Серега посветил на стены и на потолок. С него свисала запыленная лампочка на кривом проводе. Луч от углов Серега поспешно отвел: там то ли шевелилась пыль, то ли клубилась тьма, пойманная мутными клочьями паутины — в любом случае уговорить себя, что практического интереса этот феномен не представляет, оказалось несложно. Серега переложил фонарик в левую руку, потряс закаменевшей правой и напоследок прошелся вдоль плинтусов. Они были неровными, а в одном месте совсем кривыми, даже не сходились на стыке.
Серега, подумав, присел рядом и потянул торчащую планку. Она легко отошла, открывая черное пространство, искрящееся пылью в свете фонарика.
Серега чихнул и повторил, так мощно, что перестал жать рычаг. Пыль из-под плинтуса сунулась, кажется, сразу в нос, в глаза и горло. Некоторое время Серега был занят сдавленным рявканьем в кулак, перемежаемым стонущими вдохами. В один из таких перерывов он услышал странный шум, задавил последний чих так, что голова едва не лопнула, послушал еще и рванул к выходу.
Серега вылетел на крыльцо, едва не врезавшись в косяк, и всмотрелся слезящимися глазами в невозможно яркий день. Райка, пританцовывавшая у калитки, облегченно запрыгала на месте, бросив безуспешные попытки свистнуть: вместо переливчатого сигнала из губ выползало шипение.

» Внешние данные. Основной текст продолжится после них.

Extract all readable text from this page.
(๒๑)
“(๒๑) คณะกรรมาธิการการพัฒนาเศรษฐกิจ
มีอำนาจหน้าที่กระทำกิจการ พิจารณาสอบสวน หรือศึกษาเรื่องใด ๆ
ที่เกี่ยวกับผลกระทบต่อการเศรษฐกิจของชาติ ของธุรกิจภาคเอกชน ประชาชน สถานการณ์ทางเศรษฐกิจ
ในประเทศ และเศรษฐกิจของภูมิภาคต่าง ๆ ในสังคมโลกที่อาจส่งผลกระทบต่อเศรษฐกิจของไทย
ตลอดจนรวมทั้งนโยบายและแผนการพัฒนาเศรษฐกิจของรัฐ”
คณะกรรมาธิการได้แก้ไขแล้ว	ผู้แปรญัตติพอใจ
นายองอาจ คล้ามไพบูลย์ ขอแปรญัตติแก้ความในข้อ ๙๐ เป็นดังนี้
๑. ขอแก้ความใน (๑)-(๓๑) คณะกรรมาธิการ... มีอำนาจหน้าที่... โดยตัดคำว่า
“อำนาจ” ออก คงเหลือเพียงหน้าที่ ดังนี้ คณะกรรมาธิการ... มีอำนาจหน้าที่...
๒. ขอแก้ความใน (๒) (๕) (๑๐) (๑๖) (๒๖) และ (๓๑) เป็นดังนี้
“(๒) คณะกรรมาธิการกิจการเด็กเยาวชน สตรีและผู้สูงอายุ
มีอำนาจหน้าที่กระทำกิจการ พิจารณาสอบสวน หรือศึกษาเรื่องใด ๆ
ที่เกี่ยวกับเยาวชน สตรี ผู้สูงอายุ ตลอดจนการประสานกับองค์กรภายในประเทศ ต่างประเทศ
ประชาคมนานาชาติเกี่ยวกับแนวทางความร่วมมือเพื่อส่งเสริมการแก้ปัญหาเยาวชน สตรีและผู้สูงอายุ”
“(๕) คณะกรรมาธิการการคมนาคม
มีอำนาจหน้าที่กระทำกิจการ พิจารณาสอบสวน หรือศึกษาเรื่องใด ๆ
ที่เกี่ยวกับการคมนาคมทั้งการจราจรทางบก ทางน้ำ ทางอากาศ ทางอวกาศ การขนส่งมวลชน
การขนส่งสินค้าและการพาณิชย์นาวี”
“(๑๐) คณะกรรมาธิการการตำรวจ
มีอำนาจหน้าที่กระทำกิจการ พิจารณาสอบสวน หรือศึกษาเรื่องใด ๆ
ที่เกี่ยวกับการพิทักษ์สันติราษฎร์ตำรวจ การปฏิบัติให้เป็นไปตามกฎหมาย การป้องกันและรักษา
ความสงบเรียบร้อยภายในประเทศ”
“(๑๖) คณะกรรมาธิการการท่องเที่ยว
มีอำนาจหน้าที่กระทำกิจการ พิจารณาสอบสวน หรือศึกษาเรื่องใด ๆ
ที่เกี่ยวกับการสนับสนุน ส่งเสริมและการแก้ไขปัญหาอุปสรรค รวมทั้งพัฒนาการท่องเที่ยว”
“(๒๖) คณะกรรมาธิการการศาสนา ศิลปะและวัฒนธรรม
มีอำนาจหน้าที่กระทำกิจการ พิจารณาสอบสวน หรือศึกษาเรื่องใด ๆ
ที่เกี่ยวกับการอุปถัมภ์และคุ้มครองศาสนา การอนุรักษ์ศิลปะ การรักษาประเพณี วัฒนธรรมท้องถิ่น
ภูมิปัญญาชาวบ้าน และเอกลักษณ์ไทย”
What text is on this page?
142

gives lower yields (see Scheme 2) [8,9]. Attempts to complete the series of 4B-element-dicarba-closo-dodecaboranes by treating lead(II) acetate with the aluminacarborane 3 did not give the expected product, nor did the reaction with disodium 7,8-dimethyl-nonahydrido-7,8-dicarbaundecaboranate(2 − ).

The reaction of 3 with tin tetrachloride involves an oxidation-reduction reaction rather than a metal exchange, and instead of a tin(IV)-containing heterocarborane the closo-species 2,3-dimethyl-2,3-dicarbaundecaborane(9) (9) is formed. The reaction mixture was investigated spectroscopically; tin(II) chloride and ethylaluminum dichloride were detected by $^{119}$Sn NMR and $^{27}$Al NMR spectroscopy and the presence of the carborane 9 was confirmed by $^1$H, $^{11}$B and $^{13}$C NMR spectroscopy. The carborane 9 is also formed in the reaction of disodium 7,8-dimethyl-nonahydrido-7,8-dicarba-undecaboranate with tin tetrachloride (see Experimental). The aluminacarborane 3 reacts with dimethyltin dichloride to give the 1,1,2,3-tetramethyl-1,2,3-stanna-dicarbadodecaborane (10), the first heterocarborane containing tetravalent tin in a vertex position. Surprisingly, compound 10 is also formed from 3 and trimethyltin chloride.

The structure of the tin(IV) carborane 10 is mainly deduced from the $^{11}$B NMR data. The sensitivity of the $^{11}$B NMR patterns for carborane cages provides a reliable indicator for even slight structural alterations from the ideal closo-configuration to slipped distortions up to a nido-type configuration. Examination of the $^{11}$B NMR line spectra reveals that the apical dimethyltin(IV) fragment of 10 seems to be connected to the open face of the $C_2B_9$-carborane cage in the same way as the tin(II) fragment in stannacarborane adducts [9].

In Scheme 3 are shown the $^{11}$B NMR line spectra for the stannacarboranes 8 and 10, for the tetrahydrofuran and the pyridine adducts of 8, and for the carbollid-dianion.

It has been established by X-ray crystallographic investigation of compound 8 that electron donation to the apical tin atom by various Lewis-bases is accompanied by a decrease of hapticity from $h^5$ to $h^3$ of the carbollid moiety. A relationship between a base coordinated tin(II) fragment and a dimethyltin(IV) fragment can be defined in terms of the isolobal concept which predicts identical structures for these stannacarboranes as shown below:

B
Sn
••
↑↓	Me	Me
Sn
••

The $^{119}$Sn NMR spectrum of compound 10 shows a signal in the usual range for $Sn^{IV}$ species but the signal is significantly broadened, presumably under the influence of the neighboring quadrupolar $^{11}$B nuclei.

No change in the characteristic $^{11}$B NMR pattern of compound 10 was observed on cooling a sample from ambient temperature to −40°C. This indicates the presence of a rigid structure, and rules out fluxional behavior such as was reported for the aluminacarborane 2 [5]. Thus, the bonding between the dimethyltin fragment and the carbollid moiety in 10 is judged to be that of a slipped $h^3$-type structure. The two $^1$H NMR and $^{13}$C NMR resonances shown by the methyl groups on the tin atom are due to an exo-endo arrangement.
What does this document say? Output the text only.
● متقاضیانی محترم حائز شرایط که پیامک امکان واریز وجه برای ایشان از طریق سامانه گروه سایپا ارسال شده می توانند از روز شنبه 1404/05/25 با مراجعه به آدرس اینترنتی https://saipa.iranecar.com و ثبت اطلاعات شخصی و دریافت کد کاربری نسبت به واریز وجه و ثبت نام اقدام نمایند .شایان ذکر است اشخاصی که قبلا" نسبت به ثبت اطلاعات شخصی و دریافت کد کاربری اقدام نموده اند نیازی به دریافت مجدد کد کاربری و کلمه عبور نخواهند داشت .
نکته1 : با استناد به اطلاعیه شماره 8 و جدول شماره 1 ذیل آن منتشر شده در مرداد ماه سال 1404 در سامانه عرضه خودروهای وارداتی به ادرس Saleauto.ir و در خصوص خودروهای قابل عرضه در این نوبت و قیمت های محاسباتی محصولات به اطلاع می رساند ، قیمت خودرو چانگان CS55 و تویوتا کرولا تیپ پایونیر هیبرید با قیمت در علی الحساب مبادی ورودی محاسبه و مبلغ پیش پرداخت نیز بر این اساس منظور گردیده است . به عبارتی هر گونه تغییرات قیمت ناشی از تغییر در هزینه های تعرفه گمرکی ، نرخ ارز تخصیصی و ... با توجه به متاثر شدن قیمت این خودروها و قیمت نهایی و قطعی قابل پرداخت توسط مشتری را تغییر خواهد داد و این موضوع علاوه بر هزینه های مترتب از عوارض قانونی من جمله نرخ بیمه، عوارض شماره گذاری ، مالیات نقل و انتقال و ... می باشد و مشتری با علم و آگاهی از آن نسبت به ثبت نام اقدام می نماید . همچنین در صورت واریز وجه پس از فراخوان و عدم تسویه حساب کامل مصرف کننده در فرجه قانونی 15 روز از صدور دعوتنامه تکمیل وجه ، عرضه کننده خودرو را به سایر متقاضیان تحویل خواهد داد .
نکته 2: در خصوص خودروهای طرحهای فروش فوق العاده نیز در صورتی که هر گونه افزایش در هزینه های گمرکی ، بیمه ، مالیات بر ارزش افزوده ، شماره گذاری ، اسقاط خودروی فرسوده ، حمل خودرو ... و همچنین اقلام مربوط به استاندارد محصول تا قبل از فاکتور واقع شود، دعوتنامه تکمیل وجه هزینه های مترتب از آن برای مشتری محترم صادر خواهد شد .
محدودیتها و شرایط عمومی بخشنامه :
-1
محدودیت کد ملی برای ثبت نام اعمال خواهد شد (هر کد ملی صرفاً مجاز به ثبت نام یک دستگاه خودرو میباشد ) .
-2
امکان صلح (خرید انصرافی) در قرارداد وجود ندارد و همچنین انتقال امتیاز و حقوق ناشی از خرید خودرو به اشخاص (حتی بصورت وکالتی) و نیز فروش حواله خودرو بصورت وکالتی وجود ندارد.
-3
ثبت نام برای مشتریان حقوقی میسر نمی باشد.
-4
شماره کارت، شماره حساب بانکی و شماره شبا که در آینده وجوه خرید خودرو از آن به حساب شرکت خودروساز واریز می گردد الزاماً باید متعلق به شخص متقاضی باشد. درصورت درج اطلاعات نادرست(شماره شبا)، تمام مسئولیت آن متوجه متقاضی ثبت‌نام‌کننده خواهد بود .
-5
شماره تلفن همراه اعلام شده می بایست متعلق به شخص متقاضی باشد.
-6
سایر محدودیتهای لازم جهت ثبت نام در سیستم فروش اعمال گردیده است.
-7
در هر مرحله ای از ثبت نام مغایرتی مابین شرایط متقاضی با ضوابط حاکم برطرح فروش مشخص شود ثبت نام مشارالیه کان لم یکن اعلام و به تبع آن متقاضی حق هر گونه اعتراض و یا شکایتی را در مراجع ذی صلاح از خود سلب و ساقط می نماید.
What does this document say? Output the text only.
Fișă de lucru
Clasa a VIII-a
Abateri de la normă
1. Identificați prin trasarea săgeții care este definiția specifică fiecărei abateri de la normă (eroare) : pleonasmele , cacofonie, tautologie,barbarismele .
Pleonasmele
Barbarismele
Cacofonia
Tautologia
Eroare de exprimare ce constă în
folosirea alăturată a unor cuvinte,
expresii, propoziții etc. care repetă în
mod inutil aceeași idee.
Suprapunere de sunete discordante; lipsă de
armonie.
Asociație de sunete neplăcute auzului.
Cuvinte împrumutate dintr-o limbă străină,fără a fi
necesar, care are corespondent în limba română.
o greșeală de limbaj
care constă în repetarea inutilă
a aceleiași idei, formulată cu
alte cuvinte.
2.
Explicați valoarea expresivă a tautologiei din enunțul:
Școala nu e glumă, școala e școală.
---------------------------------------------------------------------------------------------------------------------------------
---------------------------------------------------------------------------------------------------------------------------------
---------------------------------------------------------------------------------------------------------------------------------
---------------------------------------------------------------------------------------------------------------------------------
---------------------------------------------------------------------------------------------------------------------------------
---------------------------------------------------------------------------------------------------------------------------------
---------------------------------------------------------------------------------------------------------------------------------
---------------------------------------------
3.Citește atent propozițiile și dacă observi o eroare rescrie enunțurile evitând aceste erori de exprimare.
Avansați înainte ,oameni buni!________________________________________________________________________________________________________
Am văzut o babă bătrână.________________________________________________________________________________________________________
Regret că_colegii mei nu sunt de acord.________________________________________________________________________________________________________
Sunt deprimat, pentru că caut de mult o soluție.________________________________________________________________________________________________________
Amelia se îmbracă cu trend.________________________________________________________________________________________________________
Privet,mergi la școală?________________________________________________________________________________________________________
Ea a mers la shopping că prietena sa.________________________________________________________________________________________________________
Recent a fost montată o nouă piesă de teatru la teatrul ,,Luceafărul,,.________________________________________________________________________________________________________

Ну и ладно, зато до адресата доползло.
— Идет? — спросил Серега, подбежав к калитке.
— В магазин зашел, сейчас выйдет, — сказала Райка, устремляясь к могучему кусту пузыреплодника, раскинувшемуся под тополем по другую сторону улицы.
Серега бросился за ней.
К тому времени, как в дальнем конце улицы возникла сгорбленная фигура Гордого с авоськой, набитой буханками хлеба и дешевыми консервами, Серега успел в темпе рассказать, что ничего подозрительного и интересного в Доме-с-привидениями нет: грязь, вонь и брага с «приветом Горбачеву».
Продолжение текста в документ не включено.